[EM] Helping a candidate in the case of ties

Dave Ketchum davek at clarityconnect.com
Wed Nov 25 21:05:22 PST 2009


Of course, you have to read the voter's mind to know if the change  
might have been seen as desirable.

I was into tactics.

One thought I had was a base from which to think of more-or-less  
controllable changes:  Start with equal size parties and all members  
doing bullet voting - result is a tie with all candidates getting  
equal votes for and against.

Dave Ketchum

On Nov 25, 2009, at 2:11 AM, Kristofer Munsterhjelm wrote:

> Dave Ketchum wrote:
>> This is more detailed work, depending on precise knowledge.
>> Also gets tricky since many changes affect more than one pair of  
>> candidates.
>> For a simple example where helping A in A vs B, without disturbing  
>> their relationship to other candidates, will help C (could be  
>> hoping to cause A to be bigger than B in their pair; could be  
>> simply to change the magnitude of their difference).
>>     Tell those who would do A=B or B>A, to vote A>B.  This will  
>> affect A vs B without affecting any other pair of candidates.
>> Note that adding one or both of these, or giving them adjacent  
>> ranks when they had not had this, requires more complex analysis.
>
> This was intended to be in the context of, for instance, later-no- 
> help or mono-raise.
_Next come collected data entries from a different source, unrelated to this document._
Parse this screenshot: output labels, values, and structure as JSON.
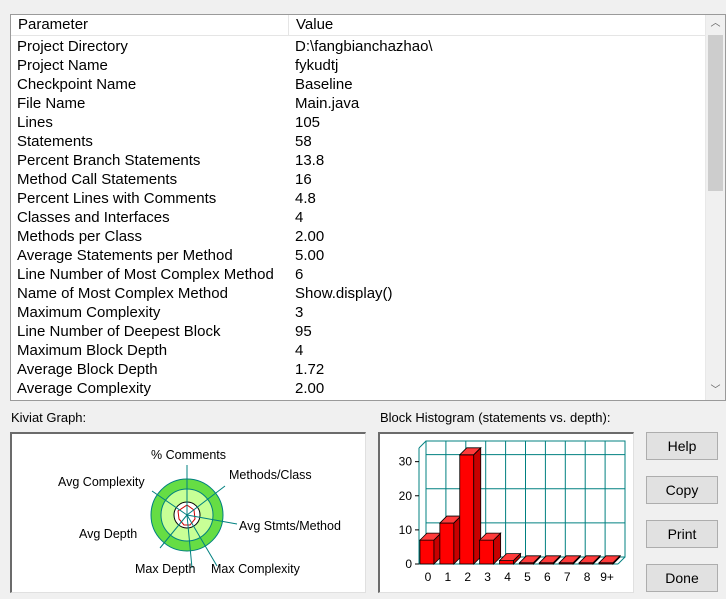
{
  "table": {
    "headers": {
      "parameter": "Parameter",
      "value": "Value"
    },
    "rows": [
      [
        "Project Directory",
        "D:\\fangbianchazhao\\"
      ],
      [
        "Project Name",
        "fykudtj"
      ],
      [
        "Checkpoint Name",
        "Baseline"
      ],
      [
        "File Name",
        "Main.java"
      ],
      [
        "Lines",
        "105"
      ],
      [
        "Statements",
        "58"
      ],
      [
        "Percent Branch Statements",
        "13.8"
      ],
      [
        "Method Call Statements",
        "16"
      ],
      [
        "Percent Lines with Comments",
        "4.8"
      ],
      [
        "Classes and Interfaces",
        "4"
      ],
      [
        "Methods per Class",
        "2.00"
      ],
      [
        "Average Statements per Method",
        "5.00"
      ],
      [
        "Line Number of Most Complex Method",
        "6"
      ],
      [
        "Name of Most Complex Method",
        "Show.display()"
      ],
      [
        "Maximum Complexity",
        "3"
      ],
      [
        "Line Number of Deepest Block",
        "95"
      ],
      [
        "Maximum Block Depth",
        "4"
      ],
      [
        "Average Block Depth",
        "1.72"
      ],
      [
        "Average Complexity",
        "2.00"
      ]
    ]
  },
  "scrollbar": {
    "up_glyph": "︿",
    "down_glyph": "﹀"
  },
  "kiviat": {
    "label": "Kiviat Graph:",
    "axes": [
      "% Comments",
      "Methods/Class",
      "Avg Stmts/Method",
      "Max Complexity",
      "Max Depth",
      "Avg Depth",
      "Avg Complexity"
    ]
  },
  "histogram": {
    "label": "Block Histogram (statements vs. depth):",
    "chart_data": {
      "type": "bar",
      "categories": [
        "0",
        "1",
        "2",
        "3",
        "4",
        "5",
        "6",
        "7",
        "8",
        "9+"
      ],
      "values": [
        7,
        12,
        32,
        7,
        1,
        0,
        0,
        0,
        0,
        0
      ],
      "ylim": [
        0,
        34
      ],
      "yticks": [
        0,
        10,
        20,
        30
      ],
      "grid": true,
      "bar_color": "#ff0000"
    }
  },
  "buttons": {
    "help": "Help",
    "copy": "Copy",
    "print": "Print",
    "done": "Done"
  },
  "colors": {
    "kiviat_ring": "#66dd44",
    "kiviat_band": "#c8ff96",
    "kiviat_spoke": "#008080",
    "hist_grid": "#008080",
    "bar": "#ff0000"
  }
}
These relative criteria are defined as "x should  
> not be helped/harmed when...". Therefore I don't have the privilege  
> of telling voters to, for instance, vote A>B instead of A=B - the  
> simulator just, (in the case of mono-raise) raises a random  
> candidate and checks if that harms him, or lowers a random candidate  
> and checks if that helps him.
>
> The hard part is to define "help" and "harm" when either or both of  
> the outcomes have ties in the social ordering.